16.3 Node maintenance

Table of Contents

Goals of Node Maintenance in OpenShift

Node maintenance in OpenShift focuses on keeping worker and control plane nodes healthy and up to date while minimizing disruption to running workloads. In practice this means:

Safely draining workloads from a node
Controlling where pods can (and cannot) be scheduled
Performing OS / kernel / firmware updates or hardware work
Returning nodes to service in a controlled way
Handling failures and unplanned maintenance scenarios

This chapter concentrates on the mechanics and patterns specific to OpenShift nodes, assuming general cluster lifecycle concepts are already covered elsewhere.

Node States and Scheduling Controls

OpenShift relies on Kubernetes primitives plus some OpenShift‑specific tooling to control when nodes accept workloads.

Unschedulable vs Ready

Two commonly used states:

Ready: The node is healthy and can run pods (subject to taints/tolerations).
SchedulingDisabled (unschedulable: true): Node is healthy but the scheduler will not place new pods there.

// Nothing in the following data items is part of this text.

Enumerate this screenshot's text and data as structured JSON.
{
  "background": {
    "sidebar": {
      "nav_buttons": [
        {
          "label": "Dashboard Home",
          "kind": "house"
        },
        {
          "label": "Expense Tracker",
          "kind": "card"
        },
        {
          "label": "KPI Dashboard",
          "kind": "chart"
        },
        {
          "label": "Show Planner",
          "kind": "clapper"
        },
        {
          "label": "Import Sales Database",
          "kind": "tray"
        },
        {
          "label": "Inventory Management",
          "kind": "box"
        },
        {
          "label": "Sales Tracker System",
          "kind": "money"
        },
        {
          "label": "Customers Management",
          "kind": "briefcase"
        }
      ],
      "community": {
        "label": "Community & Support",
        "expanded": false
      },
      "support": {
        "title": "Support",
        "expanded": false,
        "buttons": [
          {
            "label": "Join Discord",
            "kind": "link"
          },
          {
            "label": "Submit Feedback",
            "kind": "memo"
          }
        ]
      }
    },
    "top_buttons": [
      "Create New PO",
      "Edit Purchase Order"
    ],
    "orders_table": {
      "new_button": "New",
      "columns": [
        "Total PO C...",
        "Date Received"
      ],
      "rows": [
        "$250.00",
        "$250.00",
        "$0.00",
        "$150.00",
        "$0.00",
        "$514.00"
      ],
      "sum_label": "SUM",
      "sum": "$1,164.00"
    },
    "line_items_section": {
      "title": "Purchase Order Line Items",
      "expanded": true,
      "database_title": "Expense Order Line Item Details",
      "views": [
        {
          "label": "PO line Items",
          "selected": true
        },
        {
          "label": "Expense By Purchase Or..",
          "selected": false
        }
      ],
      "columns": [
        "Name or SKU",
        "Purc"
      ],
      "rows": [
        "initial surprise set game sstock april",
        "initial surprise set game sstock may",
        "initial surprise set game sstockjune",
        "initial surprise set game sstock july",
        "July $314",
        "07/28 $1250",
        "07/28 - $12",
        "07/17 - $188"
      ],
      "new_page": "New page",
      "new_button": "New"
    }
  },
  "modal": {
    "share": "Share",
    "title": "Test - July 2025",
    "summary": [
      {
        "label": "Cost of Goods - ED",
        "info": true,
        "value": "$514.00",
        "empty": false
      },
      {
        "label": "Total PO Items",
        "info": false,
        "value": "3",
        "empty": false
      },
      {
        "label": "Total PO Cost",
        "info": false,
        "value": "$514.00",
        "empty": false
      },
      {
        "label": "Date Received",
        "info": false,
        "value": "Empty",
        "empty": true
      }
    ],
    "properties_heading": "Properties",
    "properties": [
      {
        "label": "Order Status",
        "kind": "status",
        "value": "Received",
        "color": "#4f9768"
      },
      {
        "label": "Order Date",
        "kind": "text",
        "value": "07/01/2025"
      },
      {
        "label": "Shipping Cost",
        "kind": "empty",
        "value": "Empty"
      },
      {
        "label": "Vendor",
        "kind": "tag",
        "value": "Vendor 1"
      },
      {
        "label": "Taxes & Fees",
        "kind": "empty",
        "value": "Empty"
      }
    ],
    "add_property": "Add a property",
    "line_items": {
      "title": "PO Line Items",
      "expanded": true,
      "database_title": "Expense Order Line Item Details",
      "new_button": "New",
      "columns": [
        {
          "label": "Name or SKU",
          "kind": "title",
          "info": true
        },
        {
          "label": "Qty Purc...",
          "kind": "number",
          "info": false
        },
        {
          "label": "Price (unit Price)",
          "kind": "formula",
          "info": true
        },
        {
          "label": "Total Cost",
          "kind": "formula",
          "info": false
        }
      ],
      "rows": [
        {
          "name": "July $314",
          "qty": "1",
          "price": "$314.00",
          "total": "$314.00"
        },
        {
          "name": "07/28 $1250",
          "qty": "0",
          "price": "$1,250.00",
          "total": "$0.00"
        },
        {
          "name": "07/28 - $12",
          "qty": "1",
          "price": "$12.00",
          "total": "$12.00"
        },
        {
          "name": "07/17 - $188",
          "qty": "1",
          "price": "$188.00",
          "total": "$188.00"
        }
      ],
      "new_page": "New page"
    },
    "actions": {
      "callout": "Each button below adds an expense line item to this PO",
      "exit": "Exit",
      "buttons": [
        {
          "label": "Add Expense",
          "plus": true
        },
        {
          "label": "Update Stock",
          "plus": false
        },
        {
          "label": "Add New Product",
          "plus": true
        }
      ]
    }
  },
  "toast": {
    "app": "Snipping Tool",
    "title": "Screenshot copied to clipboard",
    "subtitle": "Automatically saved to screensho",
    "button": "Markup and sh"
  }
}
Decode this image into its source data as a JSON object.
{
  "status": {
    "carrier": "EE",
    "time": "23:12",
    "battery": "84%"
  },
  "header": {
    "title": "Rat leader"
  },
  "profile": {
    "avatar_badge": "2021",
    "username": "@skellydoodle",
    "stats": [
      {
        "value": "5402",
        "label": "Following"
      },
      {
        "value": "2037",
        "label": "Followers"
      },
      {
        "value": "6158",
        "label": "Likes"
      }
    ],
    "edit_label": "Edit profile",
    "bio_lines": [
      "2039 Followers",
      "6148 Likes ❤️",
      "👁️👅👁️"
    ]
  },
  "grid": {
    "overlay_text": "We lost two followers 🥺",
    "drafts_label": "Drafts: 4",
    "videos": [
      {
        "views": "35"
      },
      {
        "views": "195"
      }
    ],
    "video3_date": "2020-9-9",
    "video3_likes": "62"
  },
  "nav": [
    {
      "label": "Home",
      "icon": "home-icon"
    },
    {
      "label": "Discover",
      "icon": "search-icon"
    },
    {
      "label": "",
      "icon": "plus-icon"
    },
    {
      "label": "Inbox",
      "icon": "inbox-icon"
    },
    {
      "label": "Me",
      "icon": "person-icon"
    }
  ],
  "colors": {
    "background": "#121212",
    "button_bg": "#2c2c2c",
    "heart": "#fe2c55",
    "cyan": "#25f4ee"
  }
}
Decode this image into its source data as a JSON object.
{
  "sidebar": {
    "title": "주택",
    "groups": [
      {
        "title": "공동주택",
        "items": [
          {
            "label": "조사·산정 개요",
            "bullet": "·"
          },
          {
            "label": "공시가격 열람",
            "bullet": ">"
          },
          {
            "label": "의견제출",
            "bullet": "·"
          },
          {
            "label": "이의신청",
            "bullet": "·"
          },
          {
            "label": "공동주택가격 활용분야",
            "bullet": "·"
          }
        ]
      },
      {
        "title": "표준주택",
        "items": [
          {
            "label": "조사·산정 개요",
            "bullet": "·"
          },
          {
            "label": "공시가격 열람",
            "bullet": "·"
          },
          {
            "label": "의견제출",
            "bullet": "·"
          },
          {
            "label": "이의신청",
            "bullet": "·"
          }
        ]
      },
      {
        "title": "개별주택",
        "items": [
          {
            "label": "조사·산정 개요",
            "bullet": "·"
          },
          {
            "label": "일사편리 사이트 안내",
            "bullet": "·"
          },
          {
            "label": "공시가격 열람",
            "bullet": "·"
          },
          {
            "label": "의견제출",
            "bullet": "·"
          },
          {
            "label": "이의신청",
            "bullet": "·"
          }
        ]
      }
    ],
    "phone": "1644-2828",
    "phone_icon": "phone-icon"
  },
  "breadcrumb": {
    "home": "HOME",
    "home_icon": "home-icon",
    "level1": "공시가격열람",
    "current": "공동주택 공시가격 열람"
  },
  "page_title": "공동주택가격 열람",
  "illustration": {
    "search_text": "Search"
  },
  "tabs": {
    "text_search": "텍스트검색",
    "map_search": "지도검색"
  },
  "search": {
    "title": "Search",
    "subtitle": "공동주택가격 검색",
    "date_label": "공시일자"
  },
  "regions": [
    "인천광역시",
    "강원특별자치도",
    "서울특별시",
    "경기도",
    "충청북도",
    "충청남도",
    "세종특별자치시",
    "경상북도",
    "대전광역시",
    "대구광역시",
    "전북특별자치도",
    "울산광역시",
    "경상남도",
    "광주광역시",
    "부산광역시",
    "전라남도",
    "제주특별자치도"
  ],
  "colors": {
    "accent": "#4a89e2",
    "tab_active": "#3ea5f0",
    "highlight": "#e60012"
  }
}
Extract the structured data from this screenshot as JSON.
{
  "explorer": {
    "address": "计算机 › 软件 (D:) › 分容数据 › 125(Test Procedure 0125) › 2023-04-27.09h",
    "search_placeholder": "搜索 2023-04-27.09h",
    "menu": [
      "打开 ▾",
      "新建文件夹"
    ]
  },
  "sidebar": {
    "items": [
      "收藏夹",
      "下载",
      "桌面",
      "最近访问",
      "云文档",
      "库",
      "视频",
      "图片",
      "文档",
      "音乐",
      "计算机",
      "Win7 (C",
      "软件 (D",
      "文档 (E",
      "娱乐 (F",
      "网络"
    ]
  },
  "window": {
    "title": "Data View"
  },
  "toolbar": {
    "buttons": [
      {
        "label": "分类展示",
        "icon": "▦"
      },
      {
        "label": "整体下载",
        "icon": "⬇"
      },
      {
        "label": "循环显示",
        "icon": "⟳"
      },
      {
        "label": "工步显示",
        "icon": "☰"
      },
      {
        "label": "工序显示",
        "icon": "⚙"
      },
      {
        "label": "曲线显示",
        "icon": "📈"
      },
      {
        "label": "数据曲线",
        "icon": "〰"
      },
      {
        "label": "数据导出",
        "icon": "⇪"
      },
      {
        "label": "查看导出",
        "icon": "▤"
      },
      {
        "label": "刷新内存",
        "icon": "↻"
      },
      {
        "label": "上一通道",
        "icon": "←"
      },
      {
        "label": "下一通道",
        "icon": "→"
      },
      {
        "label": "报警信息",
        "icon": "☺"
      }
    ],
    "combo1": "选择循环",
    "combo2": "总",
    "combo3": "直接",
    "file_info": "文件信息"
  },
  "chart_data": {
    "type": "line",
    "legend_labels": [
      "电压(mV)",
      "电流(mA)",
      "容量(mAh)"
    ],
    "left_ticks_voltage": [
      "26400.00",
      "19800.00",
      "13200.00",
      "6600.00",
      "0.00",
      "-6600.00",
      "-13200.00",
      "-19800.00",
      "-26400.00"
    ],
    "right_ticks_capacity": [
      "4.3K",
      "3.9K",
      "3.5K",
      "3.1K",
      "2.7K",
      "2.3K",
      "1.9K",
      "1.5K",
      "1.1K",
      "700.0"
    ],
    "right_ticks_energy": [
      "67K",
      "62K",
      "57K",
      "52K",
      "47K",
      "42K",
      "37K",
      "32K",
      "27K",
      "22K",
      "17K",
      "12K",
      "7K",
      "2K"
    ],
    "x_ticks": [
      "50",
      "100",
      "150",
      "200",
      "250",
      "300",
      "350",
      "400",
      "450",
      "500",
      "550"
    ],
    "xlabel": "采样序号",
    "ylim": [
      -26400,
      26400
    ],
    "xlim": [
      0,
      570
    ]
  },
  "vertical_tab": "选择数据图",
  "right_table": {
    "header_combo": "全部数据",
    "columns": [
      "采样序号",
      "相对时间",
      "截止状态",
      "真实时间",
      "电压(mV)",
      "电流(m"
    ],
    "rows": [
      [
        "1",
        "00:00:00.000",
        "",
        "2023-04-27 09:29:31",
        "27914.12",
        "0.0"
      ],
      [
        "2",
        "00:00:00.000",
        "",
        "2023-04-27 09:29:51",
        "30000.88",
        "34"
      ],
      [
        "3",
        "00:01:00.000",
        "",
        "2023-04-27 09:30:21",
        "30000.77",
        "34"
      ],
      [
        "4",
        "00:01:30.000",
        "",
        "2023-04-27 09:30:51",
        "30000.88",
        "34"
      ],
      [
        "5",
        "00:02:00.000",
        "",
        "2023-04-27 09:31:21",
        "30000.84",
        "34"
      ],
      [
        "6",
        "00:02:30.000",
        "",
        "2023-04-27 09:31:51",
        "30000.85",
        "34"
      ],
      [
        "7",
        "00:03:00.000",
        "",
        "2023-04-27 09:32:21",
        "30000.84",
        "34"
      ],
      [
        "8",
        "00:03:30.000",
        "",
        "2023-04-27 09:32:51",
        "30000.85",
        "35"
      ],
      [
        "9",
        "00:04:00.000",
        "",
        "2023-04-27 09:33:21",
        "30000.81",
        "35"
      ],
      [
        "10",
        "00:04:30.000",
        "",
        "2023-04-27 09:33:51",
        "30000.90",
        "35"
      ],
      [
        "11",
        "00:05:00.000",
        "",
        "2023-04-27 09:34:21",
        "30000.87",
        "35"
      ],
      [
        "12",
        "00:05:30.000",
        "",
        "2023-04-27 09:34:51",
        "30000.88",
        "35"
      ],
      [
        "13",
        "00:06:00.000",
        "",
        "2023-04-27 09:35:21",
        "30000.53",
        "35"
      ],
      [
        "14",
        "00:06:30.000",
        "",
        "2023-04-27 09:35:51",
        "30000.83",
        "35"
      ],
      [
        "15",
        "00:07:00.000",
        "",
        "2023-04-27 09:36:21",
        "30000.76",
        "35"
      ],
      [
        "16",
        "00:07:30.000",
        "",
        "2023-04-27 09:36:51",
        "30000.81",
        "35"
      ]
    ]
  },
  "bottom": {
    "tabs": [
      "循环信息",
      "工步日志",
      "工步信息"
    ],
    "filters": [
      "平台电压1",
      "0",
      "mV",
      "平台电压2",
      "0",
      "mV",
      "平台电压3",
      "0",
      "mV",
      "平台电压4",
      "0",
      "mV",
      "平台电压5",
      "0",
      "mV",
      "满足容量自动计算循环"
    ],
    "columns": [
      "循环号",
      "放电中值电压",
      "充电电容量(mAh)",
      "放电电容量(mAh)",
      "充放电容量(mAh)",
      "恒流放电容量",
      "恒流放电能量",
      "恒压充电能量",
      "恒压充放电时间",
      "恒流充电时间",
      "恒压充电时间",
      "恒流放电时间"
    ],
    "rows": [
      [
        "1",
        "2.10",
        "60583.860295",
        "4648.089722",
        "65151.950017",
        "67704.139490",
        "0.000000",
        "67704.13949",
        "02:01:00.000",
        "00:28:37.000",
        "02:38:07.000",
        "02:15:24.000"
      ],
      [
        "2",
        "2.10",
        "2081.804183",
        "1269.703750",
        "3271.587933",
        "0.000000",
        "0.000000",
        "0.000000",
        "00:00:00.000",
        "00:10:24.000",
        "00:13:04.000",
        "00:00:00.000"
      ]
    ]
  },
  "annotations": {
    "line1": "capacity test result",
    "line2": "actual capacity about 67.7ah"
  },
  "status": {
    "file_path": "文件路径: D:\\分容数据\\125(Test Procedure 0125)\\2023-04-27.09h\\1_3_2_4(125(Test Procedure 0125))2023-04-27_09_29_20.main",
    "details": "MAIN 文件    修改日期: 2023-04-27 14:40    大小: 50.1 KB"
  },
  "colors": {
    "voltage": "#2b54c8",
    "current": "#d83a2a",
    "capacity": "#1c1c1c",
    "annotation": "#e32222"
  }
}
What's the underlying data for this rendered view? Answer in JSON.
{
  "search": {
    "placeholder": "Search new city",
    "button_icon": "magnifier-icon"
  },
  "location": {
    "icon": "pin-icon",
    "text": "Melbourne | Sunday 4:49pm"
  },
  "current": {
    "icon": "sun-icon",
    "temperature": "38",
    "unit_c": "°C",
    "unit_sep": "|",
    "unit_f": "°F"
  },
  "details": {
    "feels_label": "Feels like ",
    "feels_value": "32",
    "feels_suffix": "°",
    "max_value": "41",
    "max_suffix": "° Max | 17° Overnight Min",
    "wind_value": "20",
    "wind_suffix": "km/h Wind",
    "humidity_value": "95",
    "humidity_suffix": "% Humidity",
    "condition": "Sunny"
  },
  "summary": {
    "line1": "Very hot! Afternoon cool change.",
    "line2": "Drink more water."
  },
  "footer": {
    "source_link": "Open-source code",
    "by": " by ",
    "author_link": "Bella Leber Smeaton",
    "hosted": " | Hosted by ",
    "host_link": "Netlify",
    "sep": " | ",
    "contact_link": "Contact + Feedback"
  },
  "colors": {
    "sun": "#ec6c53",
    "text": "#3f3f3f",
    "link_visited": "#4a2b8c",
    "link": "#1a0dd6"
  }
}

You typically mark a node unschedulable before any disruptive maintenance to stop new workloads from landing while you evacuate existing ones.

Key tools:

oc adm cordon: mark node unschedulable
oc adm uncordon: mark node schedulable again

Cordoning does not move existing pods; it only prevents new scheduling to that node.

Taints and Tolerations for Maintenance

Taints allow you to repel pods from a node unless they explicitly tolerate the taint.

A common maintenance pattern is to apply a taint such as:

key=maintenance
effect=NoSchedule or NoExecute

Examples of usage during maintenance:

NoSchedule: prevent new pods from landing on the node (similar effect to cordon, but taint-based and more expressive).
NoExecute: immediately evict pods that do not tolerate the taint, in addition to preventing new scheduling.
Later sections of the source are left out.